The sensitivity of administrative data diagnosis codes for CAUTI, CLABSI, and ventilator-associated pneumonia were 0%, 21%, and 25%, respectively. The incorporation of additional diagnosis codes in definitions increased the sensitivity of administrative data somewhat with little decrease in specificity. Positive predictive values for definitions corresponding to Centers for Medicare and Medicaid services-defined hospital-acquired conditions were 0% for CAUTI and 41% for CLABSI.

CONCLUSIONS

Although infection surveillance methods and administrative data are widely used as tools to identify health care-associated infections, in our study administrative data failed to identify the same infections that were detected by surveillance.
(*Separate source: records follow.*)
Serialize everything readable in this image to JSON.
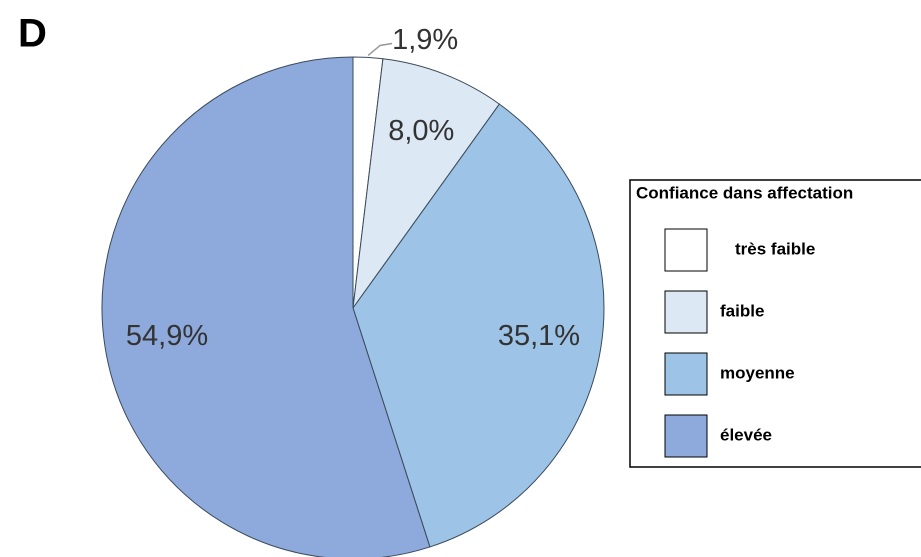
{
  "chart_data": {
    "type": "pie",
    "title": "D",
    "categories": [
      "très faible",
      "faible",
      "moyenne",
      "élevée"
    ],
    "values": [
      1.9,
      8.0,
      35.1,
      54.9
    ],
    "value_labels": [
      "1,9%",
      "8,0%",
      "35,1%",
      "54,9%"
    ],
    "colors": [
      "#ffffff",
      "#dde8f5",
      "#9dc3e6",
      "#8eaadc"
    ],
    "legend": {
      "title": "Confiance dans affectation",
      "position": "right"
    }
  }
}
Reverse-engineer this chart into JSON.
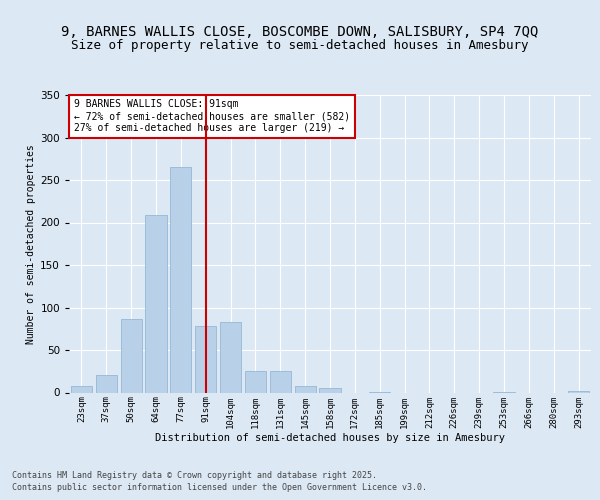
{
  "title1": "9, BARNES WALLIS CLOSE, BOSCOMBE DOWN, SALISBURY, SP4 7QQ",
  "title2": "Size of property relative to semi-detached houses in Amesbury",
  "xlabel": "Distribution of semi-detached houses by size in Amesbury",
  "ylabel": "Number of semi-detached properties",
  "categories": [
    "23sqm",
    "37sqm",
    "50sqm",
    "64sqm",
    "77sqm",
    "91sqm",
    "104sqm",
    "118sqm",
    "131sqm",
    "145sqm",
    "158sqm",
    "172sqm",
    "185sqm",
    "199sqm",
    "212sqm",
    "226sqm",
    "239sqm",
    "253sqm",
    "266sqm",
    "280sqm",
    "293sqm"
  ],
  "values": [
    8,
    21,
    87,
    209,
    265,
    78,
    83,
    25,
    25,
    8,
    5,
    0,
    1,
    0,
    0,
    0,
    0,
    1,
    0,
    0,
    2
  ],
  "bar_color": "#b8d0e8",
  "bar_edge_color": "#8ab0d0",
  "property_line_x": 5,
  "annotation_title": "9 BARNES WALLIS CLOSE: 91sqm",
  "annotation_line1": "← 72% of semi-detached houses are smaller (582)",
  "annotation_line2": "27% of semi-detached houses are larger (219) →",
  "annotation_box_color": "#ffffff",
  "annotation_box_edge": "#cc0000",
  "vline_color": "#cc0000",
  "footer1": "Contains HM Land Registry data © Crown copyright and database right 2025.",
  "footer2": "Contains public sector information licensed under the Open Government Licence v3.0.",
  "ylim": [
    0,
    350
  ],
  "bg_color": "#dce8f4",
  "plot_bg": "#dce8f4",
  "title1_fontsize": 10,
  "title2_fontsize": 9,
  "grid_color": "#ffffff"
}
Hospitals, already incentivized by the use of performance measures to improve the quality of patient care, should also recognize the need for ongoing scrutiny of appropriate quality measures.

摘要

背景

在美国医院,与医疗保健相关的感染是导致发病率和死亡率显著上升的一个原因。最近的变化扩大了与医疗保健相关的感染监测数据的范围,以便用于公共报告和行政数据,以确定医疗保险对医院获得性疾病的报销调整。

方法

对导管相关尿路感染(CAUTI)、中心静脉相关血流感染(CLABSI)和呼吸机相关性肺炎的感染监测结果与医院行政数据确定的感染进行了比较。计算了行政数据的灵敏度和特异性,以监测数据为金标准。

结果

行政数据诊断代码对 CAUTI、CLABSI 和呼吸机相关性肺炎的诊断灵敏度分别为 0%、21%和 25%。在定义中增加其他诊断代码在一定程度上提高了行政数据的灵敏度,而特异性略有下降。与医疗保险和医疗补助服务中心定义的医院获得性疾病相对应的定义的阳性预测值分别为 CAUTI 为 0%和 CLABSI 为 41%。

结论

尽管感染监测方法和行政数据被广泛用作识别与医疗保健相关的感染的工具,但在我们的研究中,行政数据未能识别出与监测方法相同的感染。已经受到使用绩效措施来提高患者护理质量的激励的医院,也应该认识到需要对适当的质量措施进行持续审查。